新五輪大臣の「名前」と「素性」をご存じだろうか? 鈴木俊一氏、件の自民党たばこ特別委員会の委員長をしていた人物だ。
ちなみに、日本禁煙学会FCTC監視委員会プロジェクトによる「タバコ業界からの政治献金調査(第四報:2010〜2015年)」では、さすがは委員長、6年間で125万円を受け取って、堂々1位に鎮座している。
その鈴木五輪相が8月9日、2020年の祭典に向けた受動喫煙対策に関して「原則禁煙ではなく分煙徹底で」的な発言したので取材陣も、仰天するやら、ある意味、納得するやら。
となれば、厚生労働省の「健康増進法改正案」よ、再び! 気骨の哲人・塩崎恭久前大臣の意思を継いで新・厚労相の抵抗ぶりに期待が寄せられるが……。
ポスト塩崎の加藤勝信厚労相も、前掲の献金調査において結構上位組の42.8万円を受け取っているというから何をかいわんや。五輪相&厚労相が揃ってズブズブの業界寄りでは、もはや「たばこのない五輪」なんて絵空事に過ぎないのか?
■「電子タバコ」は禁煙率上昇の立役者か?
ようやく本題だが、そんな「Wヤニ献金大臣」にとっては、今回ご紹介する「電子タバコ」絡みの米国発の新知見も、馬耳東風だろうか。世界の関心は「禁煙率アップ」に注がれている時代に、いまだ「分煙徹底」とか言っているのだから。
本年(2017年)7月26日の『BMJ』(オンライン版)に掲載された、米カリフォルニア大学サンディエゴ校(UCSD)家庭医学・公衆衛生学のShu-Hong Zhu氏らによる研究結果を要約すると、以下の通りとなる。
米国における近年(2010年頃〜2015年)の禁煙率アップという現象には、どうやら、その間に急速拡大した「電子タバコの普及」が寄与した可能性が否めない――。
Zhu氏ら研究陣が「禁煙(率)と電子タバコ(の使用)」の関連を調べるため、用いたのは、米国民対象の人口動態調査の一環として3〜4年周期で実施されている喫煙調査(CPS-TUS)のデータだ。
2014〜2015年実施の同調査の場合、約16万人の回答者のうち「喫煙経験ゼロ」の層が約10万人を占め、「喫煙者」は約2万5000人であった。
一方、「最近(過去1年以内に)禁煙したか?」の問いには2136人が「yes」と回答し、そのうちのほぼ半分(49%)が「電子タバコの使用経験」を申告していた。
さらに分析を進めると、こうした「電子タバコ使用層」と「非使用層」を比べた場合、前者のほうが「禁煙挑戦の経験」割合が高く(65%:40%)、実際に「3カ月以上の禁煙成功率」も使用派のほうが優位(8%:5%)であることが認められた。
ちなみにZhu氏の注釈によれば、1%の禁煙率アップは「約35万人の喫煙者が禁煙した」数値に相当するというから、侮れない「電子タバコ効果」といえるだろう。

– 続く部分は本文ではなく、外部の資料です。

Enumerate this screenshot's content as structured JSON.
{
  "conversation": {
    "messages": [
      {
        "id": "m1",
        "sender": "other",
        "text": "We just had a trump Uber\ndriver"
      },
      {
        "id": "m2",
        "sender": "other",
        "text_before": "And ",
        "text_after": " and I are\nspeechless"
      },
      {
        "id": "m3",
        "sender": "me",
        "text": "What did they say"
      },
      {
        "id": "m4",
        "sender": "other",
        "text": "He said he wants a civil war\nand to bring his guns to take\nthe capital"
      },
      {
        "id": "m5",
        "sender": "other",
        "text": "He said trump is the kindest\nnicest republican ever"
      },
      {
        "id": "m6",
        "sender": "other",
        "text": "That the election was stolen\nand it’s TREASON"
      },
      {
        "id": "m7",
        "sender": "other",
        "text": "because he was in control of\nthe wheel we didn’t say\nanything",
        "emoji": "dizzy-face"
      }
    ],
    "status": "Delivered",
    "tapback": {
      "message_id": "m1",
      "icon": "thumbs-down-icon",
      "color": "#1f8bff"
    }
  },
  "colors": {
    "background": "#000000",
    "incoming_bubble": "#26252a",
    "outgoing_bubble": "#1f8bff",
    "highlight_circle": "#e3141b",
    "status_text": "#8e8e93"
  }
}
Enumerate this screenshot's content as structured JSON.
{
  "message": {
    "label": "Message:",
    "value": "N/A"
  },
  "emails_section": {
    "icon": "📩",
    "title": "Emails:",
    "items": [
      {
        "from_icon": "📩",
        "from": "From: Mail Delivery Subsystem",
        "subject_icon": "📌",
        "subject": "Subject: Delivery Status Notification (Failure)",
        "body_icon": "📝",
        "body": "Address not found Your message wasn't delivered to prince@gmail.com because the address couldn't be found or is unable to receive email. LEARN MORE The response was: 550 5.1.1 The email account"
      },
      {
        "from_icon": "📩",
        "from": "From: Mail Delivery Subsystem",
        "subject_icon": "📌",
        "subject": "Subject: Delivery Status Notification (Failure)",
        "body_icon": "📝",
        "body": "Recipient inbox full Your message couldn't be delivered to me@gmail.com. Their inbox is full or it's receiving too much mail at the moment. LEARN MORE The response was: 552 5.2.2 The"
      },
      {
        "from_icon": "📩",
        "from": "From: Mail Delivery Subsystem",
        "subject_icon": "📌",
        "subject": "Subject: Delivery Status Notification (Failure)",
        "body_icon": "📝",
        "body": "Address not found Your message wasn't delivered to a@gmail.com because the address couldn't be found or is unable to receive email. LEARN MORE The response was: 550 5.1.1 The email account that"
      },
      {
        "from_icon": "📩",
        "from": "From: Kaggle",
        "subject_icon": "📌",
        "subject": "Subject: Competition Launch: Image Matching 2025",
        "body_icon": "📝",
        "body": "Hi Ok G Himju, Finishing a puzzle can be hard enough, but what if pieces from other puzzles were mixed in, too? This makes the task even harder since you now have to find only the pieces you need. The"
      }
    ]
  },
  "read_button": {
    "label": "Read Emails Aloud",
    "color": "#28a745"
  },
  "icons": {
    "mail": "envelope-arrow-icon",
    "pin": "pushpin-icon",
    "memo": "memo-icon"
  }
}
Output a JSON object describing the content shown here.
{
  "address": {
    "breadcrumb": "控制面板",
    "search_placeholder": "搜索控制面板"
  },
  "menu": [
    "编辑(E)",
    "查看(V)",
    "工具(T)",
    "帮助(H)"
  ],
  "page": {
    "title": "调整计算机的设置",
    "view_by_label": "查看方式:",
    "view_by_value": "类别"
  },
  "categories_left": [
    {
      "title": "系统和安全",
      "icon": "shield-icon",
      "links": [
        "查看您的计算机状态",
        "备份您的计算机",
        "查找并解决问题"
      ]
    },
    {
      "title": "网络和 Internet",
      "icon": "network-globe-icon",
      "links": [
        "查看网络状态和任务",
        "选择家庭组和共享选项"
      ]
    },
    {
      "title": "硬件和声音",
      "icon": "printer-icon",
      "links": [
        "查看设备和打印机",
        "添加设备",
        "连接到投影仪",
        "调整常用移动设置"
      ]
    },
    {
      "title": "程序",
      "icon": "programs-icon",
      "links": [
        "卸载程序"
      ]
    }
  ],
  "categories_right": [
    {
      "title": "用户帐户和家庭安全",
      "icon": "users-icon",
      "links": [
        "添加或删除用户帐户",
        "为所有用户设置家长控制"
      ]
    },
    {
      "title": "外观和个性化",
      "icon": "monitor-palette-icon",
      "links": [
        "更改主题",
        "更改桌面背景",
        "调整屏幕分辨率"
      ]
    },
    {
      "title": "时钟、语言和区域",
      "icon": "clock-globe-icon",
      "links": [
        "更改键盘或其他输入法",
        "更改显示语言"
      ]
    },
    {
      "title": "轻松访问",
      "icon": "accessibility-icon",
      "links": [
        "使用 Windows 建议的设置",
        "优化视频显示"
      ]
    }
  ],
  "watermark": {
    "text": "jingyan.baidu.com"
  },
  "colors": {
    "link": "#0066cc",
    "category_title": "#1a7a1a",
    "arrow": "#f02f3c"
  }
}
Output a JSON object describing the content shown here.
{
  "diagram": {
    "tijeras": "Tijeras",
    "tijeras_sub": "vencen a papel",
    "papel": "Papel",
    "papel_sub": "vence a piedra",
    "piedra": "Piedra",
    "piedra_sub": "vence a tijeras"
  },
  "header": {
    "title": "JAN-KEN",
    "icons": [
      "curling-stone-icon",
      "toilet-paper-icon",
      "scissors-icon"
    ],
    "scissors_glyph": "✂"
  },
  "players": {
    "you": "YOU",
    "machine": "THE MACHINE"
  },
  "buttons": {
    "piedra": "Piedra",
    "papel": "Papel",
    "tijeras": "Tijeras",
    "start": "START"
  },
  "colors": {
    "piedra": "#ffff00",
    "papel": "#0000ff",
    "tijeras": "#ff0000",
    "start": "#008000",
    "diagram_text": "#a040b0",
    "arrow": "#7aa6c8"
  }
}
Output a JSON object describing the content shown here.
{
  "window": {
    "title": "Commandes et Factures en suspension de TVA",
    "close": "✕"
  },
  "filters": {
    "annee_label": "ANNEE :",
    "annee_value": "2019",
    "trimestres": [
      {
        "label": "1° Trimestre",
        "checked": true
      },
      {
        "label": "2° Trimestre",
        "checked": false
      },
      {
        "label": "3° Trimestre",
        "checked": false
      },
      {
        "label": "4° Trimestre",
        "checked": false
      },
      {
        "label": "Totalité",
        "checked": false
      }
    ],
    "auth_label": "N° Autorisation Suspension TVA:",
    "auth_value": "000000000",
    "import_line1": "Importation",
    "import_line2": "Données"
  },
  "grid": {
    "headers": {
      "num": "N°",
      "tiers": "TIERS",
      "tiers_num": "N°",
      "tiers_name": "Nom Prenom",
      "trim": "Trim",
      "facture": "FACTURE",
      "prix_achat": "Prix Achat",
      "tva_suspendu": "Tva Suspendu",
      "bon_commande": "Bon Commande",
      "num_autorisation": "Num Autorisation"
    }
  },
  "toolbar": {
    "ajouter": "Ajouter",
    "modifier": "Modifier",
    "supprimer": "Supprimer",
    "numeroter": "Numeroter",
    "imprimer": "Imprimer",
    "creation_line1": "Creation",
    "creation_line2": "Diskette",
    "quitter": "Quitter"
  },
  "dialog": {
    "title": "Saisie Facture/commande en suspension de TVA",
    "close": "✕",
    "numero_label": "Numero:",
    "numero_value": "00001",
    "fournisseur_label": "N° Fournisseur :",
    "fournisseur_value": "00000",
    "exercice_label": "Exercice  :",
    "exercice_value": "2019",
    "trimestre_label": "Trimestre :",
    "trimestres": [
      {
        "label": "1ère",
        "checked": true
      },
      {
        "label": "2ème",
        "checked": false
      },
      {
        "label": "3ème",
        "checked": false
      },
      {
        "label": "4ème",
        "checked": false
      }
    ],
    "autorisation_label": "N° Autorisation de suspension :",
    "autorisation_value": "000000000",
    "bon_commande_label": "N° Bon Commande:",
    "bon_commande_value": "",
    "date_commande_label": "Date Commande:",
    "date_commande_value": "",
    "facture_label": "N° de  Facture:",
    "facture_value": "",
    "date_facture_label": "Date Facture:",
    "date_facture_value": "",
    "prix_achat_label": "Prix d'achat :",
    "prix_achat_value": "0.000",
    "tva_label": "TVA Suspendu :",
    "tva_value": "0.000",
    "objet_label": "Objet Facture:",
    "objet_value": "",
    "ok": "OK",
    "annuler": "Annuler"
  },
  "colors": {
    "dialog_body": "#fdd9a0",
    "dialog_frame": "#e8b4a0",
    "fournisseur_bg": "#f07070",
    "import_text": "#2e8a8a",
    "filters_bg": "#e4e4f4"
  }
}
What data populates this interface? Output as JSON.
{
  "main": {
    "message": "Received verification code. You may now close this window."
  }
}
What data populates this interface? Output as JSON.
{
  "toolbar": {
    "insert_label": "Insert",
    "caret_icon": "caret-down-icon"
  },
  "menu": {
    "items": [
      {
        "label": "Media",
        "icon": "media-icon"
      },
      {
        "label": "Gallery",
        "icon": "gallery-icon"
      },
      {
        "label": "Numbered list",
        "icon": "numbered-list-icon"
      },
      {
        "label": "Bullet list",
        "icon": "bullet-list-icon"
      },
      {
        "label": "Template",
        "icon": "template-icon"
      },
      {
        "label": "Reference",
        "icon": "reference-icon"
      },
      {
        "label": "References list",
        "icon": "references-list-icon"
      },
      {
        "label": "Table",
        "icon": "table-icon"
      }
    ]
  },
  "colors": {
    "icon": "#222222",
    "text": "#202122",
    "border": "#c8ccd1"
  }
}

全体レベルでの禁煙率の推移をみても、電子タバコ草創期の4.5%(2010〜2011年調査時)から浸透期の5.6%(2014〜2015年)へと上昇しているから、「寄与の可能性」が読み取れる。
■電子タバコのほうが「まだ、マシ」という選択
「今回の知見は、『電子タバコの使用者が増加し、同時に禁煙に成功する人の割合も増え』ており、『成人の喫煙率が低下している』という時代相を明らかにしたに過ぎない。そうもいえるわけだが、確かに説得力はある」
そう評価するのは誰あろう、同大サンフランシスコ校(UCSF)の禁煙センター長であるSteven Schroeder氏である。
一説には、加熱式タバコと疾病との関連などを証明するには「20年を要する」とされている。米国内でも「電子タバコは喫煙の入り口」とする否定的見解と、むしろ「禁煙ツールとして期待」を寄せる意見が一致をみない。
しかし、前出のZhu氏とSchroeder氏の暫定的見解は、「電子タバコは完全に安全とはいえないが、通常のタバコと較べれば害が少ない効能性がある」と、異口同音で一致している。
さらにSchroeder氏は「4000万人を数える国内の喫煙者がもし、電子タバコに切り替えたとすれば、米国民の健康は向上するだろう。従来から推奨されている方法で禁煙成就しないのであれば、電子タバコの使用を考慮してもいいのでは」と、補足する。
もう一人、今回の知見を歓待視する専門家の声を紹介しておこう。
(略)
日本国内でも、ますます加熱式へのシフトが加速するだろうタバコ市場――。2020年には市場の3割を占めるとも予測されているが、「仕事人内閣」の担当相の興味は目下「分煙」のようだ。